Perhaps inadvertently echoing one popular evangelical worship song, he writes: "I hope everyone can share in the belief of trying to lift people up rather than count people out."
The comments that follow on the magazine's website reflect some of the consternation the article provoked in some Christians.
"Well that give me no inclination to vote Conservative," wrote one reader. "He obviously has no idea what the Christian faith means and has completely missed the point of Easter. It's not about coping with change – it's more about Jesus dying to give us a radical new start!"
A more dismissive argument is made by Madeleine Teahan in the Catholic Herald. "The prime minister's attempt to woo Christians ahead of the general election is cynical and flawed," she writes.
"David Cameron has written us an Easter message where he makes his 'belief in the importance of Christianity absolutely clear'. I wasn't quite sure what this meant so I read on. Did he mean he will be making his belief in Christianity clear or making clear his belief in its importance?"
Articulating her confusion about what his Easter message to Christians actually meant, she cites his view of what is "at the heart of the Christian message": "It's the principle around which the Easter celebration is built. Easter is all about remembering the importance of change, responsibility, and doing the right thing for the good of our children. And today, that message matters more than ever."
She writes: "I'm really glad he cleared this up and I'm looking forward to hearing more about this during the Paschal Triduum. For 28 years I have been labouring under a serious misapprehension. What's ironic here is that the prime minister, through trying to convey he is not afraid to call himself Christian, has actually communicated that he seems terrified to identify as one."
She concludes: "To be quite frank, a Cameron rendition of Abba's I Believe in Angels, would have contained more theological conviction than this embarrassing attempt at an Easter message."

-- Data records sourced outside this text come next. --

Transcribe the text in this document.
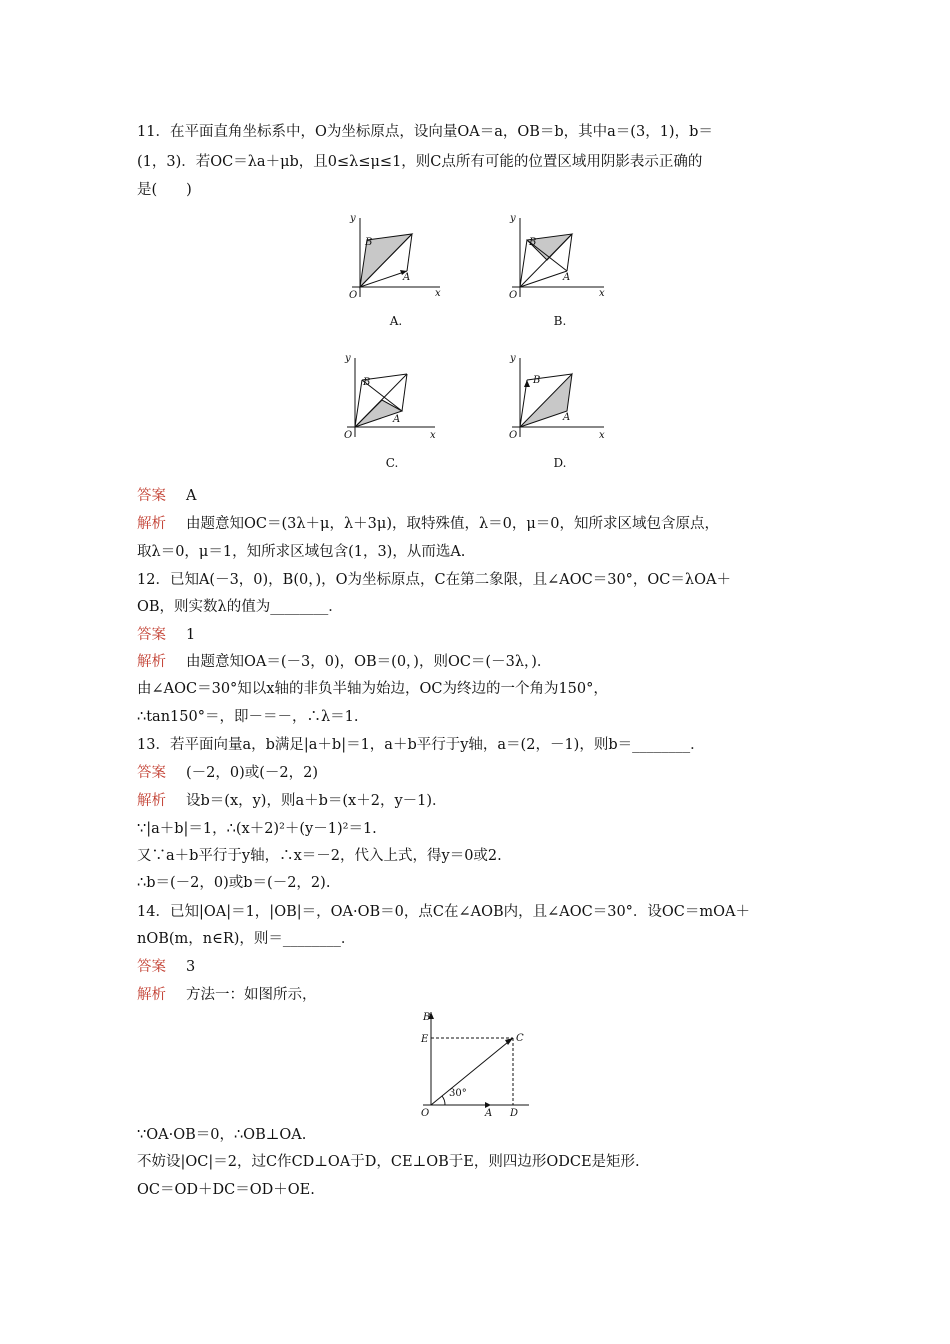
11．在平面直角坐标系中，O为坐标原点，设向量OA＝a，OB＝b，其中a＝(3，1)，b＝
(1，3)．若OC＝λa＋μb，且0≤λ≤μ≤1，则C点所有可能的位置区域用阴影表示正确的
是(　　)
y
x
O
A
B
A.
y
x
O
A
B
B.
y
x
O
A
B
C.
y
x
O
A
B
D.
答案 A
解析 由题意知OC＝(3λ＋μ，λ＋3μ)，取特殊值，λ＝0，μ＝0，知所求区域包含原点，
取λ＝0，μ＝1，知所求区域包含(1，3)，从而选A.
12．已知A(－3，0)，B(0，)，O为坐标原点，C在第二象限，且∠AOC＝30°，OC＝λOA＋
OB，则实数λ的值为________．
答案 1
解析 由题意知OA＝(－3，0)，OB＝(0，)，则OC＝(－3λ，)．
由∠AOC＝30°知以x轴的非负半轴为始边，OC为终边的一个角为150°，
∴tan150°＝，即－＝－，∴λ＝1.
13．若平面向量a，b满足|a＋b|＝1，a＋b平行于y轴，a＝(2，－1)，则b＝________．
答案 (－2，0)或(－2，2)
解析 设b＝(x，y)，则a＋b＝(x＋2，y－1)．
∵|a＋b|＝1，∴(x＋2)²＋(y－1)²＝1.
又∵a＋b平行于y轴，∴x＝－2，代入上式，得y＝0或2.
∴b＝(－2，0)或b＝(－2，2).
14．已知|OA|＝1，|OB|＝，OA·OB＝0，点C在∠AOB内，且∠AOC＝30°．设OC＝mOA＋
nOB(m，n∈R)，则＝________．
答案 3
解析 方法一：如图所示，
B
E	C
O	A D
30°
∵OA·OB＝0，∴OB⊥OA.
不妨设|OC|＝2，过C作CD⊥OA于D，CE⊥OB于E，则四边形ODCE是矩形.
OC＝OD＋DC＝OD＋OE.
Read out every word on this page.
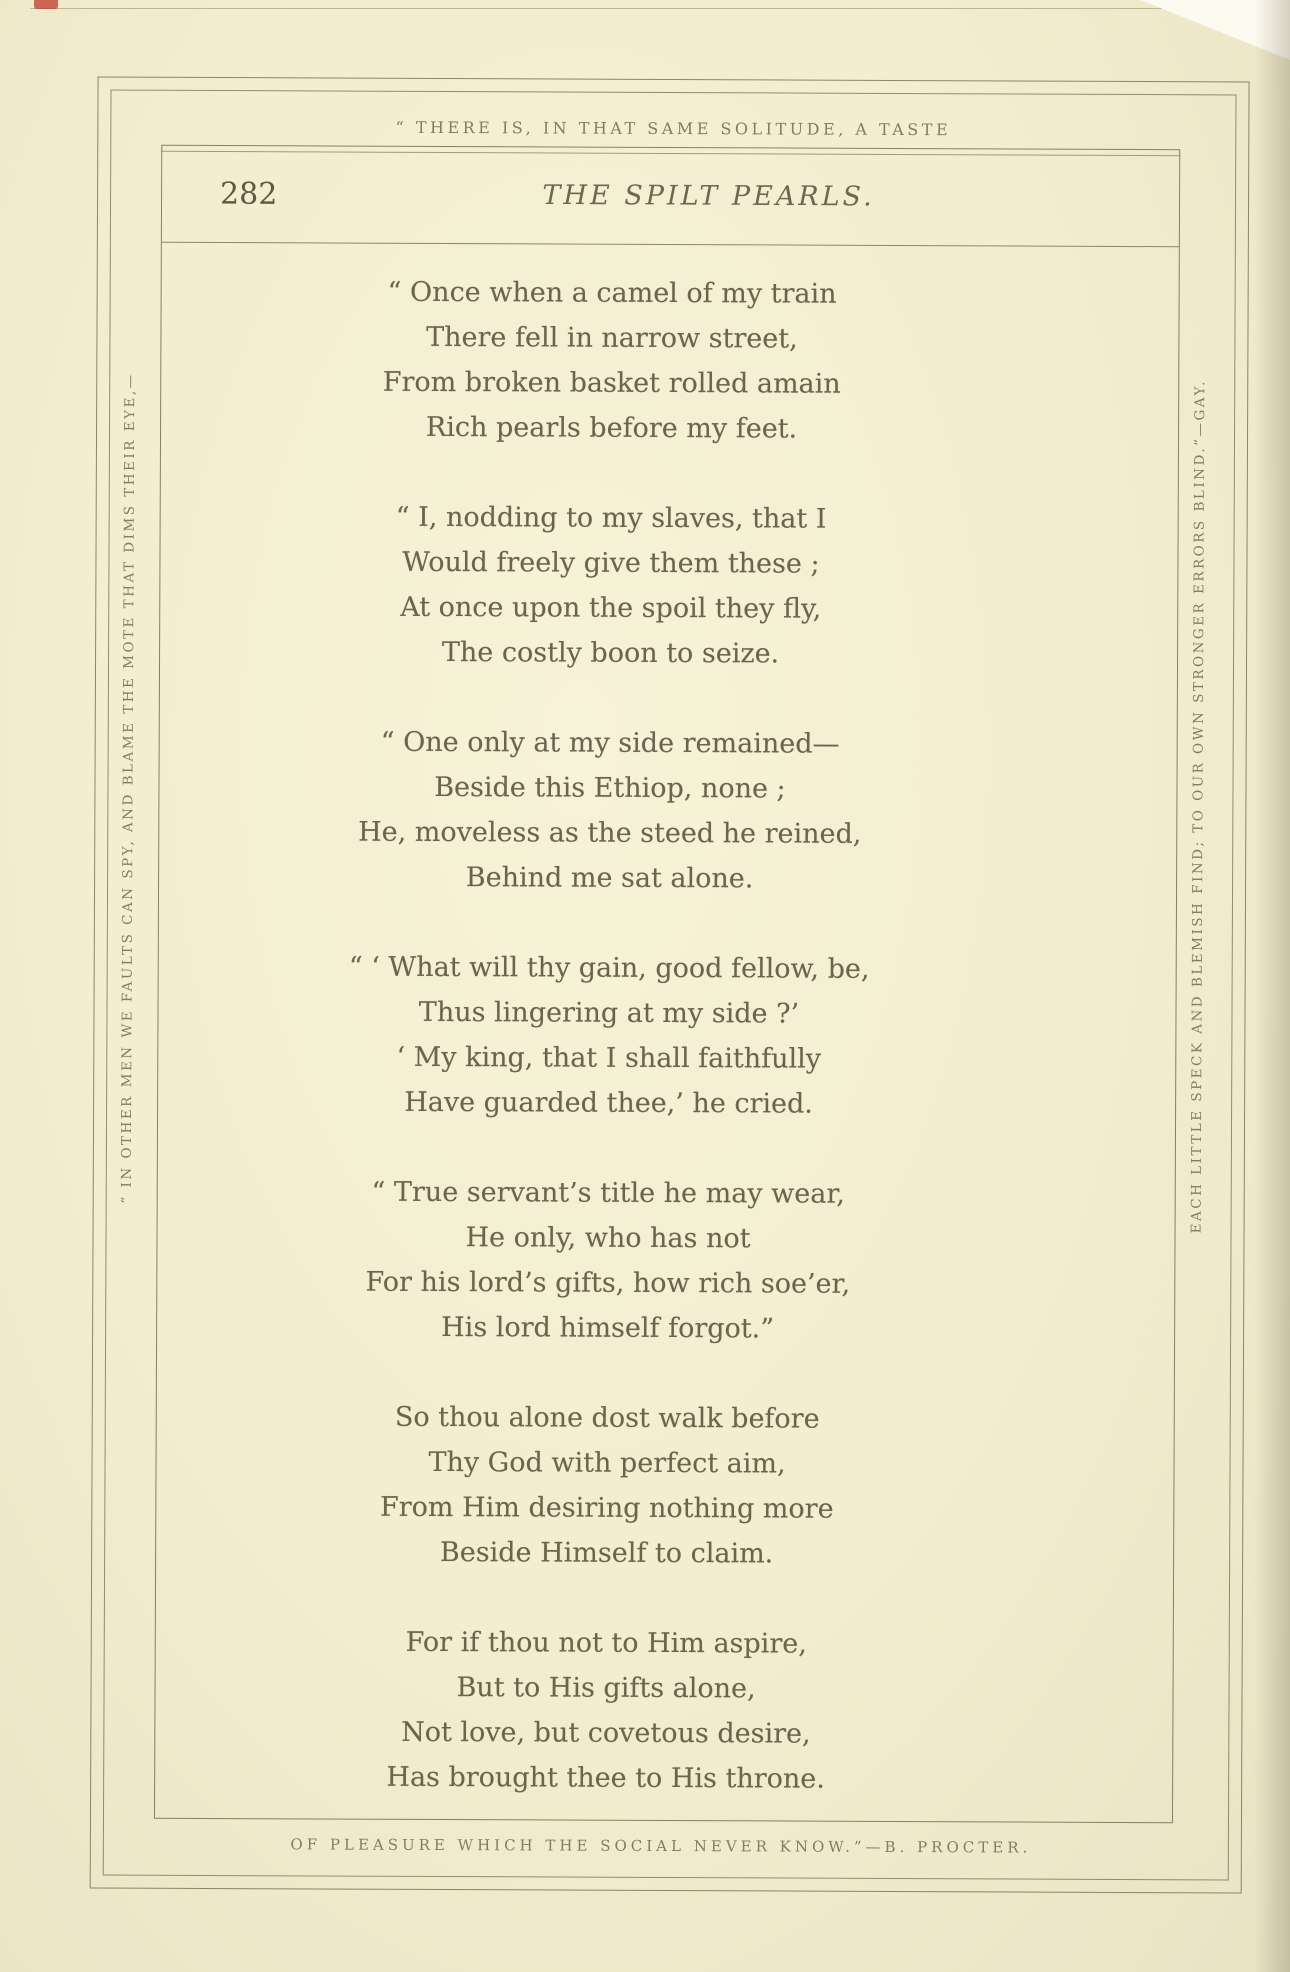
“ THERE IS, IN THAT SAME SOLITUDE, A TASTE
“ IN OTHER MEN WE FAULTS CAN SPY, AND BLAME THE MOTE THAT DIMS THEIR EYE,—	EACH LITTLE SPECK AND BLEMISH FIND; TO OUR OWN STRONGER ERRORS BLIND.”—GAY.
OF PLEASURE WHICH THE SOCIAL NEVER KNOW.”—B. PROCTER.
282	THE SPILT PEARLS.
“ Once when a camel of my train
There fell in narrow street,
From broken basket rolled amain
Rich pearls before my feet.
“ I, nodding to my slaves, that I
Would freely give them these ;
At once upon the spoil they fly,
The costly boon to seize.
“ One only at my side remained—
Beside this Ethiop, none ;
He, moveless as the steed he reined,
Behind me sat alone.
“ ‘ What will thy gain, good fellow, be,
Thus lingering at my side ?’
‘ My king, that I shall faithfully
Have guarded thee,’ he cried.
“ True servant’s title he may wear,
He only, who has not
For his lord’s gifts, how rich soe’er,
His lord himself forgot.”
So thou alone dost walk before
Thy God with perfect aim,
From Him desiring nothing more
Beside Himself to claim.
For if thou not to Him aspire,
But to His gifts alone,
Not love, but covetous desire,
Has brought thee to His throne.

The Church of England itself, meanwhile, got straight to the heart of the matter as it has become so much better at doing recently under the headship of Justin Welby, who is, like Cameron, an Old Etonian.
In a prayer published in a study guide accompanying the 52-page election letter, the Church explicitly urges congregations to oppose self-interest and back policies that favour the poor.

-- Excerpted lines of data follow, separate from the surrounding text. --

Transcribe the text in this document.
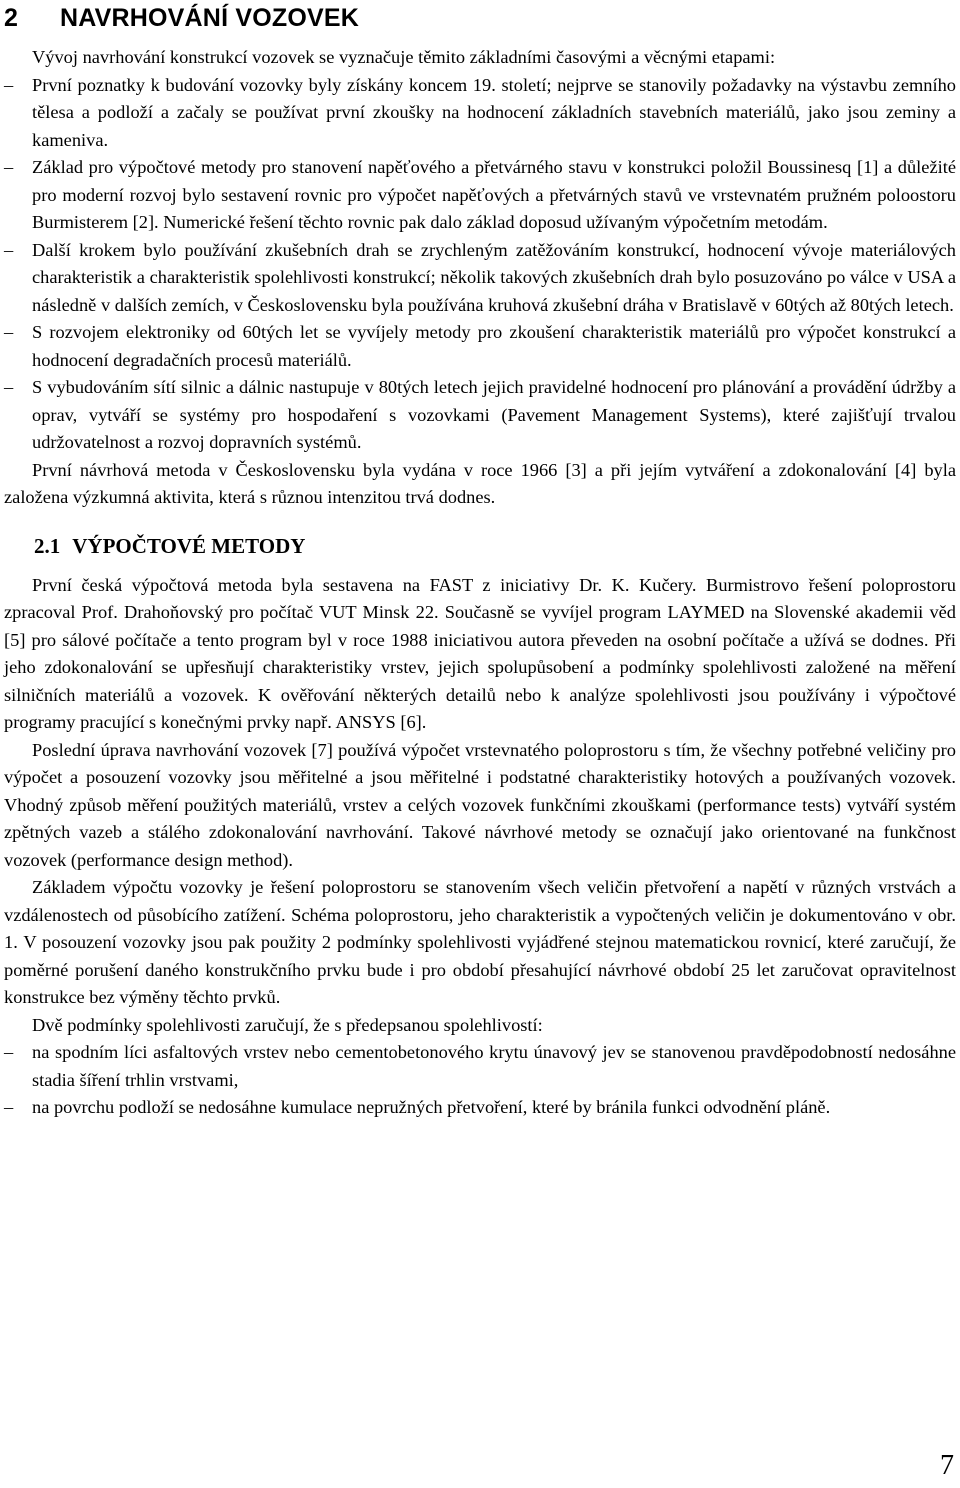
2 NAVRHOVÁNÍ VOZOVEK

Vývoj navrhování konstrukcí vozovek se vyznačuje těmito základními časovými a věcnými etapami:

–	První poznatky k budování vozovky byly získány koncem 19. století; nejprve se stanovily požadavky na výstavbu zemního tělesa a podloží a začaly se používat první zkoušky na hodnocení základních stavebních materiálů, jako jsou zeminy a kameniva.
–	Základ pro výpočtové metody pro stanovení napěťového a přetvárného stavu v konstrukci položil Boussinesq [1] a důležité pro moderní rozvoj bylo sestavení rovnic pro výpočet napěťových a přetvárných stavů ve vrstevnatém pružném poloostoru Burmisterem [2]. Numerické řešení těchto rovnic pak dalo základ doposud užívaným výpočetním metodám.
–	Další krokem bylo používání zkušebních drah se zrychleným zatěžováním konstrukcí, hodnocení vývoje materiálových charakteristik a charakteristik spolehlivosti konstrukcí; několik takových zkušebních drah bylo posuzováno po válce v USA a následně v dalších zemích, v Československu byla používána kruhová zkušební dráha v Bratislavě v 60tých až 80tých letech.
–	S rozvojem elektroniky od 60tých let se vyvíjely metody pro zkoušení charakteristik materiálů pro výpočet konstrukcí a hodnocení degradačních procesů materiálů.
–	S vybudováním sítí silnic a dálnic nastupuje v 80tých letech jejich pravidelné hodnocení pro plánování a provádění údržby a oprav, vytváří se systémy pro hospodaření s vozovkami (Pavement Management Systems), které zajišťují trvalou udržovatelnost a rozvoj dopravních systémů.

První návrhová metoda v Československu byla vydána v roce 1966 [3] a při jejím vytváření a zdokonalování [4] byla založena výzkumná aktivita, která s různou intenzitou trvá dodnes.

2.1 VÝPOČTOVÉ METODY

První česká výpočtová metoda byla sestavena na FAST z iniciativy Dr. K. Kučery. Burmistrovo řešení poloprostoru zpracoval Prof. Drahoňovský pro počítač VUT Minsk 22. Současně se vyvíjel program LAYMED na Slovenské akademii věd [5] pro sálové počítače a tento program byl v roce 1988 iniciativou autora převeden na osobní počítače a užívá se dodnes. Při jeho zdokonalování se upřesňují charakteristiky vrstev, jejich spolupůsobení a podmínky spolehlivosti založené na měření silničních materiálů a vozovek. K ověřování některých detailů nebo k analýze spolehlivosti jsou používány i výpočtové programy pracující s konečnými prvky např. ANSYS [6].

Poslední úprava navrhování vozovek [7] používá výpočet vrstevnatého poloprostoru s tím, že všechny potřebné veličiny pro výpočet a posouzení vozovky jsou měřitelné a jsou měřitelné i podstatné charakteristiky hotových a používaných vozovek. Vhodný způsob měření použitých materiálů, vrstev a celých vozovek funkčními zkouškami (performance tests) vytváří systém zpětných vazeb a stálého zdokonalování navrhování. Takové návrhové metody se označují jako orientované na funkčnost vozovek (performance design method).

Základem výpočtu vozovky je řešení poloprostoru se stanovením všech veličin přetvoření a napětí v různých vrstvách a vzdálenostech od působícího zatížení. Schéma poloprostoru, jeho charakteristik a vypočtených veličin je dokumentováno v obr. 1. V posouzení vozovky jsou pak použity 2 podmínky spolehlivosti vyjádřené stejnou matematickou rovnicí, které zaručují, že poměrné porušení daného konstrukčního prvku bude i pro období přesahující návrhové období 25 let zaručovat opravitelnost konstrukce bez výměny těchto prvků.

Dvě podmínky spolehlivosti zaručují, že s předepsanou spolehlivostí:

–	na spodním líci asfaltových vrstev nebo cementobetonového krytu únavový jev se stanovenou pravděpodobností nedosáhne stadia šíření trhlin vrstvami,
–	na povrchu podloží se nedosáhne kumulace nepružných přetvoření, které by bránila funkci odvodnění pláně.
7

"Lord Jesus, who chose the way of the cross in the Garden of Gethsemane, help us to turn our backs on self interest and to support policies that sustain the poor, the vulnerable and the frightened people of this world," the prayer says.

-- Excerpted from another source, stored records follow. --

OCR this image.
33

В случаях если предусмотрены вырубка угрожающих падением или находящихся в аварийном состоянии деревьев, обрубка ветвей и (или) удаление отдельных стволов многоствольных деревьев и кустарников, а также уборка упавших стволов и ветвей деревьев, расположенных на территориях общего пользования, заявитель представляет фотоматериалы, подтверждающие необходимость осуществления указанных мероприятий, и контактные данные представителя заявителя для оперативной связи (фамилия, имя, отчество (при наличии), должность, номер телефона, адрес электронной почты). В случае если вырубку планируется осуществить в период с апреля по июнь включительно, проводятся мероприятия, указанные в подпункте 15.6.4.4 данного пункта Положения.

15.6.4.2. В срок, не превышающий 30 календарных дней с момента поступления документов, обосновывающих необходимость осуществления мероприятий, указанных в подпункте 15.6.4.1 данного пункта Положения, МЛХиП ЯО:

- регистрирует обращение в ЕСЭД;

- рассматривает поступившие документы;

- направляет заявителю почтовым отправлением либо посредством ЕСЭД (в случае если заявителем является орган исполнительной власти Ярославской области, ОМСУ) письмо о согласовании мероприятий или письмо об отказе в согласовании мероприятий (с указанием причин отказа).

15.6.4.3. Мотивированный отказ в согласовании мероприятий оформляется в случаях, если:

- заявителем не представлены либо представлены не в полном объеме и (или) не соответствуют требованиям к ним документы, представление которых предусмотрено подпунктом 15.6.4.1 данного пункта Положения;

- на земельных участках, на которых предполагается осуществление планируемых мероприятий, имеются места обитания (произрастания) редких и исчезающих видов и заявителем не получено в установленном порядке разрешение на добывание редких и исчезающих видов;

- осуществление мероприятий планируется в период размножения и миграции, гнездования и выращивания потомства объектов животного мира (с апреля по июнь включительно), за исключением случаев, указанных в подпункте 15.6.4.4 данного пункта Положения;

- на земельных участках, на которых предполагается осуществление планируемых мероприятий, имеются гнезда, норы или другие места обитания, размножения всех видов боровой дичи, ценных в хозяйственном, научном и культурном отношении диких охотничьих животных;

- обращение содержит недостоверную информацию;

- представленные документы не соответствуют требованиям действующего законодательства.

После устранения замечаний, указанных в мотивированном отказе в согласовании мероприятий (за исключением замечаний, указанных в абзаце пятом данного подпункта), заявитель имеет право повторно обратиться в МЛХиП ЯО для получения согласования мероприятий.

This election is at the moment far too close to call. None might win outright. The Christian vote is clearly being seen as important, judging by these confused interventions by senior Conservatives. But to capture the Christian vote, the Conservatives will have to do far more than say they believe. I write as someone who for much of my life has been Conservative. At the moment, in spite of these outpourings of words of righteousness, they are in danger of seeming no better than those who have laid up treasures for themselves on earth, those who practise their righteousness before others in order to be seen by them, those who are try to serve both God and money. Even a fool such as me knows that this is the opposite of the gospel preached by Jesus. Maybe they should just leave religion to the bishops, and get on with the small but important matter of politics.